Entré, la secretaria me ordenó que me recostara –¿ya mencioné lo amable que era?–, me colgó un babero del cuello, y se fue. Me quedé solo por unos minutos, viendo la variedad de filosos utensilios que estaban sobre la mesita junto a mi, preguntándome para qué servían y cual de ellos metería el doctor en mi boca. Finalmente entró el doctor, nos saludamos brevemente y me quejé de que el empaste que me había puesto la última vez se me había caído. Con un “vamos a ver” eludió mi comentario y comenzó con su trabajo, metiendo en mi boca todo lo que encontraba: taladros, espejitos, mangueras, cepillos, creo que hasta un bolígrafo se le cayó ahí. A los pocos segundos yo estaba tieso como un trozo de madera, y me había deslizado medio metro hacia abajo en la silla. El doctor siempre me pedía que me sentara bien y que me relajara, pero era inevitable que a los pocos segundos me encontrara de nuevo en mi posición favorita: tronco deslizado.
Cuando mi boca estaba ocupada por un par de tubitos de algodón, una manguera que me succionaba las amígdalas, un taladro que emitía un olor a quemado, y un chorro de agua que no estoy seguro de donde provenía, todo enmarcado por unas agarraderas afincadas en la comisura de mis labios, para evitar que yo me tragara todo aquello, fue el momento que el doctor consideró idóneo para retomar la conversación sobre mi queja inicial.

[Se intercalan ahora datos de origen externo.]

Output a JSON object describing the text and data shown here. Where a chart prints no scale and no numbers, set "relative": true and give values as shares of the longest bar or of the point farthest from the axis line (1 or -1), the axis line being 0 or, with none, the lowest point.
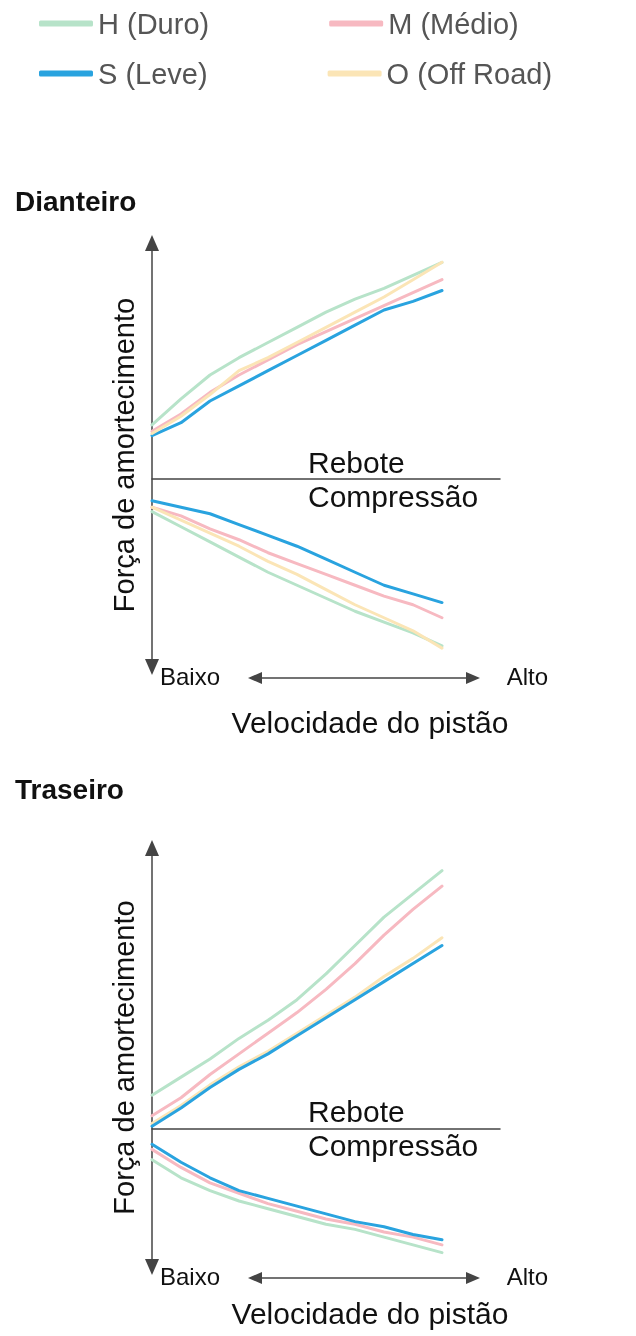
{
  "chart_data": [
    {
      "type": "line",
      "title": "Dianteiro",
      "xlabel": "Velocidade do pistão",
      "ylabel": "Força de amortecimento",
      "relative": true,
      "marker": "none",
      "legend": "top",
      "categories": [
        null,
        null,
        null,
        null,
        null,
        null,
        null,
        null,
        null,
        null,
        null,
        null,
        null
      ],
      "annotations": [
        "Rebote",
        "Compressão",
        "Baixo",
        "Alto"
      ],
      "series": [
        {
          "name": "H (Duro)",
          "color": "#b7e3c9",
          "values": [
            0.25,
            0.37,
            0.48,
            0.56,
            0.63,
            0.7,
            0.77,
            0.83,
            0.88,
            0.94,
            1.0,
            null,
            null
          ]
        },
        {
          "name": "M (Médio)",
          "color": "#f7b9c1",
          "values": [
            0.22,
            0.3,
            0.4,
            0.48,
            0.55,
            0.62,
            0.68,
            0.74,
            0.8,
            0.86,
            0.92,
            null,
            null
          ]
        },
        {
          "name": "S (Leve)",
          "color": "#29a3df",
          "values": [
            0.2,
            0.26,
            0.36,
            0.43,
            0.5,
            0.57,
            0.64,
            0.71,
            0.78,
            0.82,
            0.87,
            null,
            null
          ]
        },
        {
          "name": "O (Off Road)",
          "color": "#fbe5b6",
          "values": [
            0.21,
            0.29,
            0.39,
            0.5,
            0.56,
            0.63,
            0.7,
            0.77,
            0.84,
            0.92,
            1.0,
            null,
            null
          ]
        },
        {
          "color": "#b7e3c9",
          "values": [
            -0.15,
            -0.22,
            -0.29,
            -0.36,
            -0.43,
            -0.49,
            -0.55,
            -0.61,
            -0.66,
            -0.71,
            -0.77,
            null,
            null
          ]
        },
        {
          "color": "#f7b9c1",
          "values": [
            -0.13,
            -0.17,
            -0.23,
            -0.28,
            -0.34,
            -0.39,
            -0.44,
            -0.49,
            -0.54,
            -0.58,
            -0.64,
            null,
            null
          ]
        },
        {
          "color": "#fbe5b6",
          "values": [
            -0.13,
            -0.19,
            -0.25,
            -0.31,
            -0.38,
            -0.44,
            -0.51,
            -0.58,
            -0.64,
            -0.7,
            -0.78,
            null,
            null
          ]
        },
        {
          "color": "#29a3df",
          "values": [
            -0.1,
            -0.13,
            -0.16,
            -0.21,
            -0.26,
            -0.31,
            -0.37,
            -0.43,
            -0.49,
            -0.53,
            -0.57,
            null,
            null
          ]
        }
      ]
    },
    {
      "type": "line",
      "title": "Traseiro",
      "xlabel": "Velocidade do pistão",
      "ylabel": "Força de amortecimento",
      "relative": true,
      "marker": "none",
      "categories": [
        null,
        null,
        null,
        null,
        null,
        null,
        null,
        null,
        null,
        null,
        null,
        null,
        null
      ],
      "annotations": [
        "Rebote",
        "Compressão",
        "Baixo",
        "Alto"
      ],
      "series": [
        {
          "color": "#b7e3c9",
          "values": [
            0.13,
            0.2,
            0.27,
            0.35,
            0.42,
            0.5,
            0.6,
            0.71,
            0.82,
            0.91,
            1.0,
            null,
            null
          ]
        },
        {
          "color": "#f7b9c1",
          "values": [
            0.05,
            0.12,
            0.21,
            0.29,
            0.37,
            0.45,
            0.54,
            0.64,
            0.75,
            0.85,
            0.94,
            null,
            null
          ]
        },
        {
          "color": "#fbe5b6",
          "values": [
            0.02,
            0.09,
            0.17,
            0.24,
            0.3,
            0.37,
            0.44,
            0.51,
            0.59,
            0.66,
            0.74,
            null,
            null
          ]
        },
        {
          "color": "#29a3df",
          "values": [
            0.01,
            0.08,
            0.16,
            0.23,
            0.29,
            0.36,
            0.43,
            0.5,
            0.57,
            0.64,
            0.71,
            null,
            null
          ]
        },
        {
          "color": "#b7e3c9",
          "values": [
            -0.12,
            -0.19,
            -0.24,
            -0.28,
            -0.31,
            -0.34,
            -0.37,
            -0.39,
            -0.42,
            -0.45,
            -0.48,
            null,
            null
          ]
        },
        {
          "color": "#f7b9c1",
          "values": [
            -0.08,
            -0.15,
            -0.21,
            -0.25,
            -0.29,
            -0.32,
            -0.35,
            -0.37,
            -0.4,
            -0.42,
            -0.45,
            null,
            null
          ]
        },
        {
          "color": "#29a3df",
          "values": [
            -0.06,
            -0.13,
            -0.19,
            -0.24,
            -0.27,
            -0.3,
            -0.33,
            -0.36,
            -0.38,
            -0.41,
            -0.43,
            null,
            null
          ]
        }
      ]
    }
  ]
}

–Me parece que el problema fue que no hiciste lo que te dije–, dijo.
–Uh-um–, contesté yo muy elocuentemente.
–Seguro que masticaste algo muy duro ese día.

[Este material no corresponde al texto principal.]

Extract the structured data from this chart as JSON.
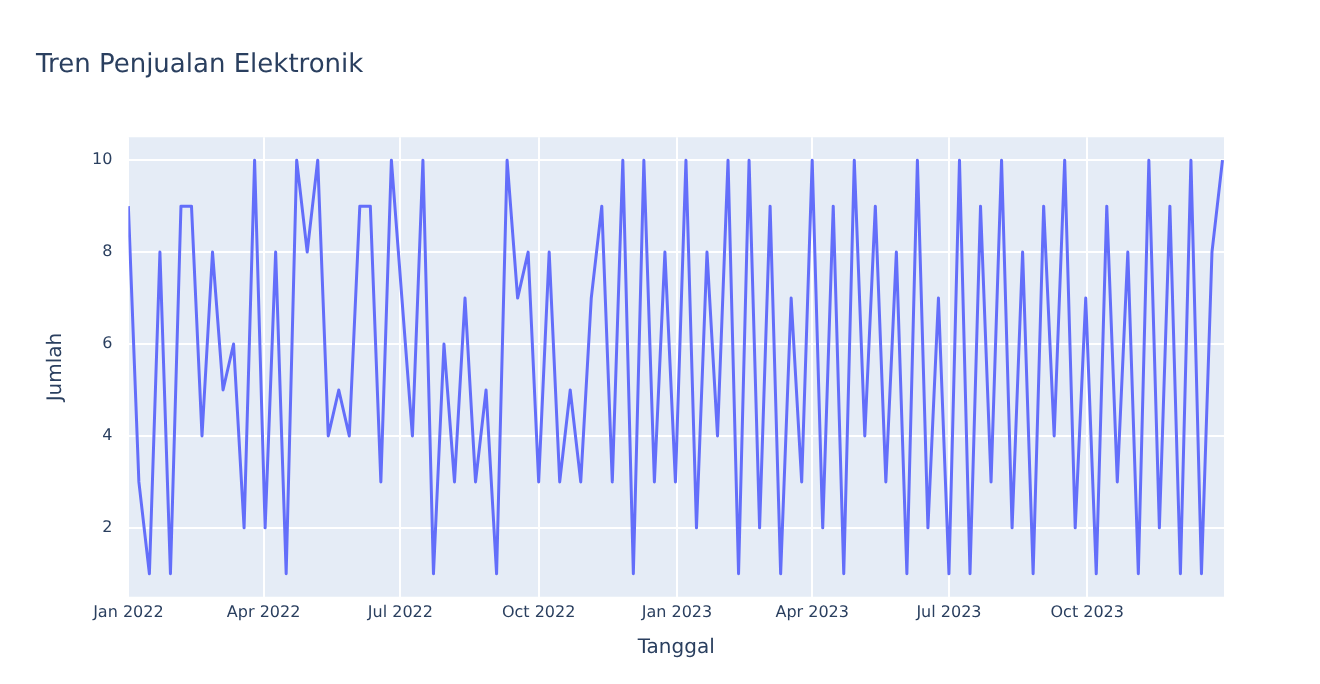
{
  "chart_data": {
    "type": "line",
    "title": "Tren Penjualan Elektronik",
    "xlabel": "Tanggal",
    "ylabel": "Jumlah",
    "x": [
      "2022-01-01",
      "2022-01-08",
      "2022-01-15",
      "2022-01-22",
      "2022-01-29",
      "2022-02-05",
      "2022-02-12",
      "2022-02-19",
      "2022-02-26",
      "2022-03-05",
      "2022-03-12",
      "2022-03-19",
      "2022-03-26",
      "2022-04-02",
      "2022-04-09",
      "2022-04-16",
      "2022-04-23",
      "2022-04-30",
      "2022-05-07",
      "2022-05-14",
      "2022-05-21",
      "2022-05-28",
      "2022-06-04",
      "2022-06-11",
      "2022-06-18",
      "2022-06-25",
      "2022-07-02",
      "2022-07-09",
      "2022-07-16",
      "2022-07-23",
      "2022-07-30",
      "2022-08-06",
      "2022-08-13",
      "2022-08-20",
      "2022-08-27",
      "2022-09-03",
      "2022-09-10",
      "2022-09-17",
      "2022-09-24",
      "2022-10-01",
      "2022-10-08",
      "2022-10-15",
      "2022-10-22",
      "2022-10-29",
      "2022-11-05",
      "2022-11-12",
      "2022-11-19",
      "2022-11-26",
      "2022-12-03",
      "2022-12-10",
      "2022-12-17",
      "2022-12-24",
      "2022-12-31",
      "2023-01-07",
      "2023-01-14",
      "2023-01-21",
      "2023-01-28",
      "2023-02-04",
      "2023-02-11",
      "2023-02-18",
      "2023-02-25",
      "2023-03-04",
      "2023-03-11",
      "2023-03-18",
      "2023-03-25",
      "2023-04-01",
      "2023-04-08",
      "2023-04-15",
      "2023-04-22",
      "2023-04-29",
      "2023-05-06",
      "2023-05-13",
      "2023-05-20",
      "2023-05-27",
      "2023-06-03",
      "2023-06-10",
      "2023-06-17",
      "2023-06-24",
      "2023-07-01",
      "2023-07-08",
      "2023-07-15",
      "2023-07-22",
      "2023-07-29",
      "2023-08-05",
      "2023-08-12",
      "2023-08-19",
      "2023-08-26",
      "2023-09-02",
      "2023-09-09",
      "2023-09-16",
      "2023-09-23",
      "2023-09-30",
      "2023-10-07",
      "2023-10-14",
      "2023-10-21",
      "2023-10-28",
      "2023-11-04",
      "2023-11-11",
      "2023-11-18",
      "2023-11-25",
      "2023-12-02",
      "2023-12-09",
      "2023-12-16",
      "2023-12-23",
      "2023-12-30"
    ],
    "series": [
      {
        "color": "#636efa",
        "values": [
          9,
          3,
          1,
          8,
          1,
          9,
          9,
          4,
          8,
          5,
          6,
          2,
          10,
          2,
          8,
          1,
          10,
          8,
          10,
          4,
          5,
          4,
          9,
          9,
          3,
          10,
          7,
          4,
          10,
          1,
          6,
          3,
          7,
          3,
          5,
          1,
          10,
          7,
          8,
          3,
          8,
          3,
          5,
          3,
          7,
          9,
          3,
          10,
          1,
          10,
          3,
          8,
          3,
          10,
          2,
          8,
          4,
          10,
          1,
          10,
          2,
          9,
          1,
          7,
          3,
          10,
          2,
          9,
          1,
          10,
          4,
          9,
          3,
          8,
          1,
          10,
          2,
          7,
          1,
          10,
          1,
          9,
          3,
          10,
          2,
          8,
          1,
          9,
          4,
          10,
          2,
          7,
          1,
          9,
          3,
          8,
          1,
          10,
          2,
          9,
          1,
          10,
          1,
          8,
          10
        ]
      }
    ],
    "xlim": [
      "2022-01-01",
      "2023-12-31"
    ],
    "xticks": [
      {
        "value": "2022-01-01",
        "label": "Jan 2022"
      },
      {
        "value": "2022-04-01",
        "label": "Apr 2022"
      },
      {
        "value": "2022-07-01",
        "label": "Jul 2022"
      },
      {
        "value": "2022-10-01",
        "label": "Oct 2022"
      },
      {
        "value": "2023-01-01",
        "label": "Jan 2023"
      },
      {
        "value": "2023-04-01",
        "label": "Apr 2023"
      },
      {
        "value": "2023-07-01",
        "label": "Jul 2023"
      },
      {
        "value": "2023-10-01",
        "label": "Oct 2023"
      }
    ],
    "ylim": [
      0.5,
      10.5
    ],
    "yticks": [
      2,
      4,
      6,
      8,
      10
    ],
    "grid": true,
    "legend": false,
    "marker": "none",
    "line_style": "solid"
  }
}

–¡Uh-um!–, tenía tantas cosas que decirle, pero me decanté por esta simple respuesta para hacerme entender.
–¿Qué comiste esa noche al salir de aquí?
–Ajajá...
–¿Ves?, te dije que no masticaras cosas tan duras–, sentenció.
–¡Jo, jejo jo... Ajajá...!–, más claro no podía ser.
–Bueno, ten más cuidado la próxima vez.

Para cuando el doctor había terminado, yo ya no tenía energías –ni sensibilidad en mi labio inferior– suficientes como para discutir, por lo que daba por bueno que finalmente el trauma hubiese terminado y solo podía pensar en que por fin podía seguir adelante con mi vida, y en lo feliz que sería fuera de aquel consultorio. Hasta el momento en que la secretaría me dijo: “Tiene cita para la semana que viene”.